А еще Кня пишет в Берлин Китупу, ждущему развода после одной неприятной истории: “Первое правило разведчика (дипломата?) — никогда ни в чем не признавайся. Даже если все и более-менее очевидно. Когда жена снимает тебя с любовницы, оттягивает за голую задницу, отнекивайся до последнего, уходи в глухую несознанку. Говори, что это был не ты; что тебя неправильно поняли, ты был занят чем-то иным; что, наконец, тебя околдовали, опоили, одурманили, но это был не ты, потому что ты бы так не поступил ни-ког-да”. Наверняка рекомендация из личного опыта Кня. Значит, не пидорас. Уже хорошо. Нодельма задумчиво трет подбородок и вскрывает файл следующего письма в Берлин:
“Первое правило бизнесмена — никогда и ни от чего не отказывайся сразу, взвесь все хорошенько, подумай, может быть, есть в несвоевременном предложении какая-нибудь неочевидная выгода...”
V
Для того чтобы не чувствовать себя особенно одинокой и несчастной (никто не застрахован от приступов отчаянья), Нодельма перезагружает компьютер, все-таки деятельность, все ж какие-то перемены, прошло еще пять минут рабочего времени, февраль закончился, но темнеет все равно рано. Зато после того, как стемнеет, время начинает бежать быстрее. Отчего это март ассоциируется у нее с хлебной коркой, стылой и жесткой, проявляющей вкус, только если разжевать хлеб и прислушаться к ощущениям?
Вечером она зайдет в хозяйственный магазин возле Таганского вокзала и, в ослепительной надежде, купит электрический чайник. Это позволит чувствовать радость весь остаток будничного вечера. Несколько раз она вскипятит воду, заварит сначала чай, затем траву для полоскания простуженного горла, а уже перед сном — стакан лимонада.

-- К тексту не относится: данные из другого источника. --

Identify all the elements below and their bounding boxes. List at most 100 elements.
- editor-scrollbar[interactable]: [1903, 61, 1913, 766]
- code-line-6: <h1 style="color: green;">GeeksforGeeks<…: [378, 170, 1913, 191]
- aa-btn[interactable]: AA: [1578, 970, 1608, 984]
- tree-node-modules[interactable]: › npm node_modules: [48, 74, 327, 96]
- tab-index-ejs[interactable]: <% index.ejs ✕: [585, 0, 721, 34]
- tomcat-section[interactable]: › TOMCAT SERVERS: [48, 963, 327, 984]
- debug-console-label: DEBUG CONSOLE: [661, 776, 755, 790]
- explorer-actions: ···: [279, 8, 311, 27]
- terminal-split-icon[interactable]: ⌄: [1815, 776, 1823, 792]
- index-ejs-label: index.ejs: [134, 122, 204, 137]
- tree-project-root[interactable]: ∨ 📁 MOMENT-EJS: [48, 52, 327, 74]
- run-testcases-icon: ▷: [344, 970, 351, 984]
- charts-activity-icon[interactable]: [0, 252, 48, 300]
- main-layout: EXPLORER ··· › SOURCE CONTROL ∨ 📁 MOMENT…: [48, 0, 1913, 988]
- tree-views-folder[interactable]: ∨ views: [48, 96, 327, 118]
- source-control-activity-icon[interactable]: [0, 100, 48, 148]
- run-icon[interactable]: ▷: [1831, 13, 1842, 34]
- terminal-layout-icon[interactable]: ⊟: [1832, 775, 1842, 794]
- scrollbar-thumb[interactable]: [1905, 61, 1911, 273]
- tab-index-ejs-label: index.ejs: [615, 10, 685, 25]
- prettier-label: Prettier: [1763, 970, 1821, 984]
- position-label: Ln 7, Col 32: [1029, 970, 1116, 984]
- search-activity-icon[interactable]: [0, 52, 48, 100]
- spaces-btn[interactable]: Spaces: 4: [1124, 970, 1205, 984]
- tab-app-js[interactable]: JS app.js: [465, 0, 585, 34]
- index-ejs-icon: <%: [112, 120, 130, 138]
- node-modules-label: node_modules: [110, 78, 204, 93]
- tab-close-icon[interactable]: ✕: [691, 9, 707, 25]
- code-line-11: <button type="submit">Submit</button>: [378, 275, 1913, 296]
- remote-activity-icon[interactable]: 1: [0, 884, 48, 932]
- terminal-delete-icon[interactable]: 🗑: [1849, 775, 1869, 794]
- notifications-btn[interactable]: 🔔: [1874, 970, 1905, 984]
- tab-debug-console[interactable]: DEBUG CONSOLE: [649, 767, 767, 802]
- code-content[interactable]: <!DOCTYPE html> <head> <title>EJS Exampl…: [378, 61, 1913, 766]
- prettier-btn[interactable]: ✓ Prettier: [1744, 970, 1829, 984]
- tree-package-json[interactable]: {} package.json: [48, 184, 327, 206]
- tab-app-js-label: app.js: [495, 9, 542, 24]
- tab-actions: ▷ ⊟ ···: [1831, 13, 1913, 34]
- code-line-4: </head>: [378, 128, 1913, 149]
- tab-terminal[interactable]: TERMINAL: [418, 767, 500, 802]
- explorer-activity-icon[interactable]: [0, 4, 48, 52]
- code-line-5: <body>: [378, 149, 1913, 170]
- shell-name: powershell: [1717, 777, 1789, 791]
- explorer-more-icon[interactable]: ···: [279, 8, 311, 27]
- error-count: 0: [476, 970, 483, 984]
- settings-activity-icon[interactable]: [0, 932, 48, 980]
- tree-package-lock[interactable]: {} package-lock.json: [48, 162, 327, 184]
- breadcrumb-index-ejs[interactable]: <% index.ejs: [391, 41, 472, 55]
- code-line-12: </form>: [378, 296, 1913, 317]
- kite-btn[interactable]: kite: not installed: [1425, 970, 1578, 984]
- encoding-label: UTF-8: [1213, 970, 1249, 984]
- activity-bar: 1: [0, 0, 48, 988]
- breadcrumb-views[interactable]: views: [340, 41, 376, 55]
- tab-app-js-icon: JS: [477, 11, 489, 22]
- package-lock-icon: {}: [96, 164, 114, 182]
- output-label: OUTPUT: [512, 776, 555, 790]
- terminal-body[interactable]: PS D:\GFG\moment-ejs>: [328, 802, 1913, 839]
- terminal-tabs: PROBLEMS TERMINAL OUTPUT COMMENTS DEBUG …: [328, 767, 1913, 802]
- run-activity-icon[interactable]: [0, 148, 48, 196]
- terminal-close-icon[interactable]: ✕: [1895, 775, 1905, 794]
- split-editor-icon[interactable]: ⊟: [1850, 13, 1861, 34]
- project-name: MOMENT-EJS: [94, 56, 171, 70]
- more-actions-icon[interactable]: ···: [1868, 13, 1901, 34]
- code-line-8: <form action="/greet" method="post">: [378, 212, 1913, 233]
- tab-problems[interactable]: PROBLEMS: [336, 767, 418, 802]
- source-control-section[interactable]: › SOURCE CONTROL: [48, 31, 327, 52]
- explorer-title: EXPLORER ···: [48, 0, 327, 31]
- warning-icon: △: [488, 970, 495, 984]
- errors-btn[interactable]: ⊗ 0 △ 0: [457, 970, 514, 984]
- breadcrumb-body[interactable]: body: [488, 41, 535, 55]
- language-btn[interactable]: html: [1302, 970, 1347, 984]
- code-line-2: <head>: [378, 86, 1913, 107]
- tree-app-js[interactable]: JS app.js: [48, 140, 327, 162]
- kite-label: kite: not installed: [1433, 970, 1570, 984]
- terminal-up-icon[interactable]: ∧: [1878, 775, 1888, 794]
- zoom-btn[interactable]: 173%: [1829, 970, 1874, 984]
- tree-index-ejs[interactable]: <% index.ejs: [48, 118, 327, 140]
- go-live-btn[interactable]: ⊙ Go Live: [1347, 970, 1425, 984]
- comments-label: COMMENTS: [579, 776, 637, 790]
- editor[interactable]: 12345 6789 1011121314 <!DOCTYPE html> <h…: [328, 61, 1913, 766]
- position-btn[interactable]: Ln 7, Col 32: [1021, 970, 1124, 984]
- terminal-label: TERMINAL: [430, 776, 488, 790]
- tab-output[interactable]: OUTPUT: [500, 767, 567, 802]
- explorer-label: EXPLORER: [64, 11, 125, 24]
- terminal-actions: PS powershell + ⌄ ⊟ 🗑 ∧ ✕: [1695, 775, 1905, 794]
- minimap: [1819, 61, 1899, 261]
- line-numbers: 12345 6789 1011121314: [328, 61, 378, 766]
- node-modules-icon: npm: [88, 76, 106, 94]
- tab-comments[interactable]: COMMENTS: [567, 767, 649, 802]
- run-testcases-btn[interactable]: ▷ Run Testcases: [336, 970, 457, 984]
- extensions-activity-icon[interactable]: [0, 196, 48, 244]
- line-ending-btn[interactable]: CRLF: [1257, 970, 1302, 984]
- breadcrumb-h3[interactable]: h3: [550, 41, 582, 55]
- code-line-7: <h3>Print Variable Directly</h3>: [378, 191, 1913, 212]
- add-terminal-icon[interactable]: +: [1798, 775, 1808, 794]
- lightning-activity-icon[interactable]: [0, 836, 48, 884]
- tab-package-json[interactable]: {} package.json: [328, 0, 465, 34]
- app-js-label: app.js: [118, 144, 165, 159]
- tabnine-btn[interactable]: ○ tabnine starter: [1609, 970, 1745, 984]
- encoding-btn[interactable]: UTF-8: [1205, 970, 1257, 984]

Одиночество делает людей бессмертными. Точнее, вечными. Главные пожиратели жизни — окружающие нас люди, если же рядом с тобой никого не случается, время начинает растягиваться и удлиняться. Даже если уже давно ночь, за окном ничего не видно, все дела переделаны, а в телевизоре работает только музыкальный канал. Нодельма знает этот секрет, поэтому и любит оставаться одна.
VI
Однажды она завела себе личную жизнь с самыми что ни на есть серьезными намерениями. Его звали Мага, и он, компьютерный гений, настоял на том, чтобы Нодельма бросила прежние занятия и всерьез занялась программированием. Мага жил и работал в Штатах, роман их большей частью развивался виртуально, в письмах, и по мере приближения конца американского контракта тональность их становилась все более и более темпераментной.
Хотя состоялось у них и несколько off-встреч, например, когда они познакомились на одной пирушке и потом, когда Мага, высокий, темноволосый, курчавый, приезжал на пару дней в Москву. Кажется, по делам, но что это были за дела, Нодельма так и не поняла, тем более что практически все время его пребывания в России они проводили вместе. И понеслась душа в рай, и разверзлись небеса, Нодельма летала по зимнему городу, не чувствуя земного притяжения. Она до сих пор боится вспоминать те несколько счастливых дней, наложила на них табу, стесняется и отводит глаза, если кто-то спрашивает. Или если кто-то вдруг спросит.